Впрочем, наверно, зря я пытаюсь словами раскодировать этот густой, пряный и хмельной эмоциональный заряд, который веет, да что там веет – прет, вот точное слово! – с каждого его полотна. Отари к старости так хмелел на пиршестве земной природы, что каждая его картина стала настоящим и идущим от сердца грузинским тостом в честь Жизни! И, слушая их в ночном одиночестве, я вижу и чувствую, как жадно, как яростно хотел он Жить!
Нет, невозможно только смотреть на эти картины-тосты!
Я встаю, поднимаюсь по короткой лестнице – лестнице, на которой он умер, обронив незаконченную картину, – и прохожу по ночному домику на кухню, ищу в холодильнике красное вино.
Найдя початую бутылку, я сижу в бликах его полотен, мерцающих в этом доме со всех стен, все доливаю и доливаю в чашку это темное и терпкое, как гранатовый сок, вино и медленно, почти ритуально пью за Отари и за этот мир, в котором он прожил всего ничего – 73 года.
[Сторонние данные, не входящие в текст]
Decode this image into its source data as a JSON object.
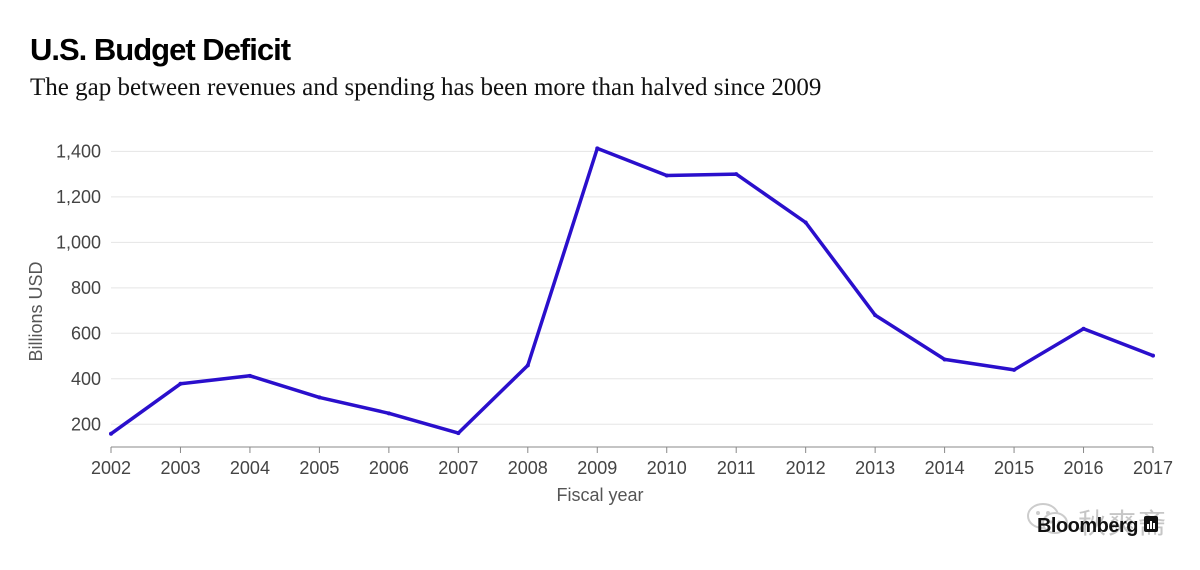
{
  "header": {
    "title": "U.S. Budget Deficit",
    "subtitle": "The gap between revenues and spending has been more than halved since 2009"
  },
  "branding": {
    "watermark_text": "秋爽斋",
    "brand_name": "Bloomberg"
  },
  "colors": {
    "line": "#2a0fcc",
    "grid": "#e5e5e5",
    "axis": "#888888",
    "tick_text": "#444444"
  },
  "chart_data": {
    "type": "line",
    "title": "U.S. Budget Deficit",
    "subtitle": "The gap between revenues and spending has been more than halved since 2009",
    "xlabel": "Fiscal year",
    "ylabel": "Billions USD",
    "categories": [
      "2002",
      "2003",
      "2004",
      "2005",
      "2006",
      "2007",
      "2008",
      "2009",
      "2010",
      "2011",
      "2012",
      "2013",
      "2014",
      "2015",
      "2016",
      "2017"
    ],
    "series": [
      {
        "name": "Budget deficit",
        "values": [
          158,
          378,
          413,
          318,
          248,
          161,
          459,
          1413,
          1294,
          1300,
          1087,
          680,
          485,
          439,
          620,
          502
        ]
      }
    ],
    "ylim": [
      100,
      1450
    ],
    "yticks": [
      200,
      400,
      600,
      800,
      1000,
      1200,
      1400
    ],
    "ytick_labels": [
      "200",
      "400",
      "600",
      "800",
      "1,000",
      "1,200",
      "1,400"
    ],
    "grid": true,
    "legend": "none"
  }
}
И в котором мне повезло пересечься с ним в самые, пожалуй, трудные дни нашей жизни – в начале восьмидесятых, в шумном пуэрто-риканском Северном Манхэттене, на углу пыльной и знойной Саус-Пайнхурст – Южно-Еловой – улицы и 179-й стрит. Я ищу глазами его автопортрет – тоже яростный портрет сурового грузина, в алой рубашке, но не с мечом, а с кистью в руках. Я встречаю его взгляд, поднимаю свою чашку и говорю ему, как живому: «За тебя, старик! Будем!»
А в соседних комнатах спят моя жена Юля и вдова Отари Белла. Сегодня, когда мы с женой добрались до Вашингтона, Белла наконец уснула без снотворного и этих проклятых антидепрессантов…
Да, сегодня, когда в доме гости, она не чувствует себя так трагически, так окончательно одинокой. Сын давно женился и живет отдельно, а друзья, настоящие, близкие друзья юности, или там, уже с Отари, или еще дальше – в Москве, в Грузии… И по ночам, когда бессонница уже изматывает и душу, и усталое тело, Белла встает, набрасывает халат и, кутаясь, спускается в его мастерскую. Деревянные ступени скрипят под ее ногами. Он так не любил этот скрип!